Nelson Rodrigues, escritor inigualável, via o futebol através das lentes do nacionalismo. Não é o meu caso. Mas confesso que me comovo não apenas com as vitórias brasileiras, mas principalmente com a admiração que nosso jogo inspira nos estrangeiros.
Já citei aqui a frase do historiador britânico Eric Hobsbawn, um dos maiores intelectuais vivos: "Quem viu Pelé e seus companheiros jogarem não poderá negar ao futebol o estatuto de arte".
Nestes tempos de mudanças -ou pelo menos de esperança-, seria bom que nos convencêssemos de vez de que não somos um povo manco, olhando de baixo para cima a elite do mundo.

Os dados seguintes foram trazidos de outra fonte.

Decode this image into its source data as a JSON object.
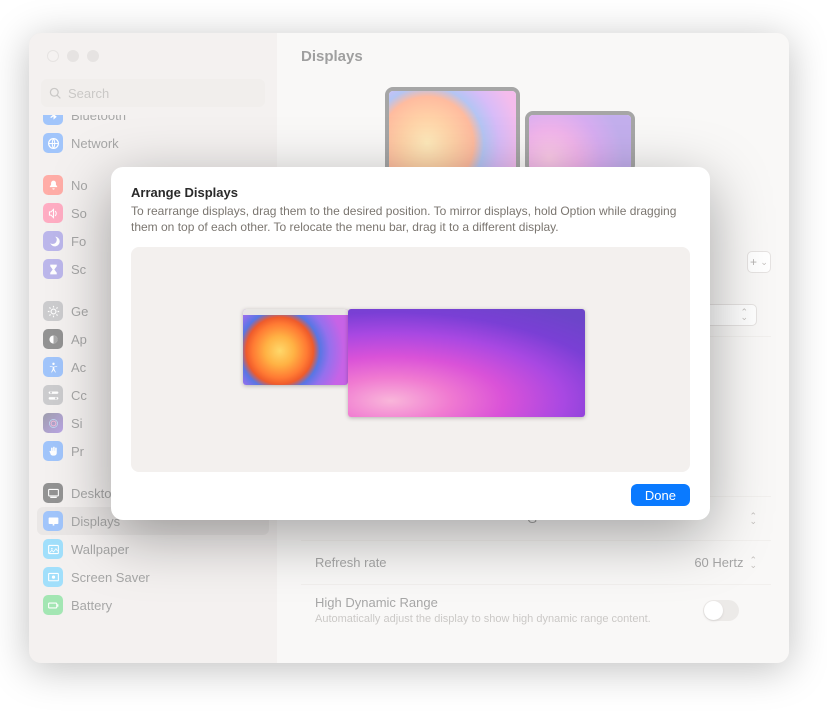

Quem transforma uma correria bruta em arte é capaz de muitas outras maravilhas.
Basta acreditar.

Verde azulado
Com a contratação de Adãozinho e a volta de Claudecir e Magrão, o Palmeiras, sob a batuta de Jair Picerni, ganha uma feição muito parecida com a do São Caetano que surpreendeu o país nos últimos três anos. O forte do Azulão, apesar das várias mudanças que sofreu no período, sempre foi, a meu ver, a solidez de seu meio-campo. O que mais faltou ao Palmeiras no ano passado foi, justamente, um meio-campo consistente.

Dúvidas corintianas
O Palmeiras tenta se reestruturar, o Santos busca evitar o desmanche, o São Paulo corrige seus pontos fracos. E o corintiano se aflige: Beto vem ou não vem? Vampeta fica ou sai? Nesse contexto de dúvidas, aproveito para meter minha colher: por que não tentar trazer Adriano (ex-São Paulo) para reforçar o meio-campo alvinegro?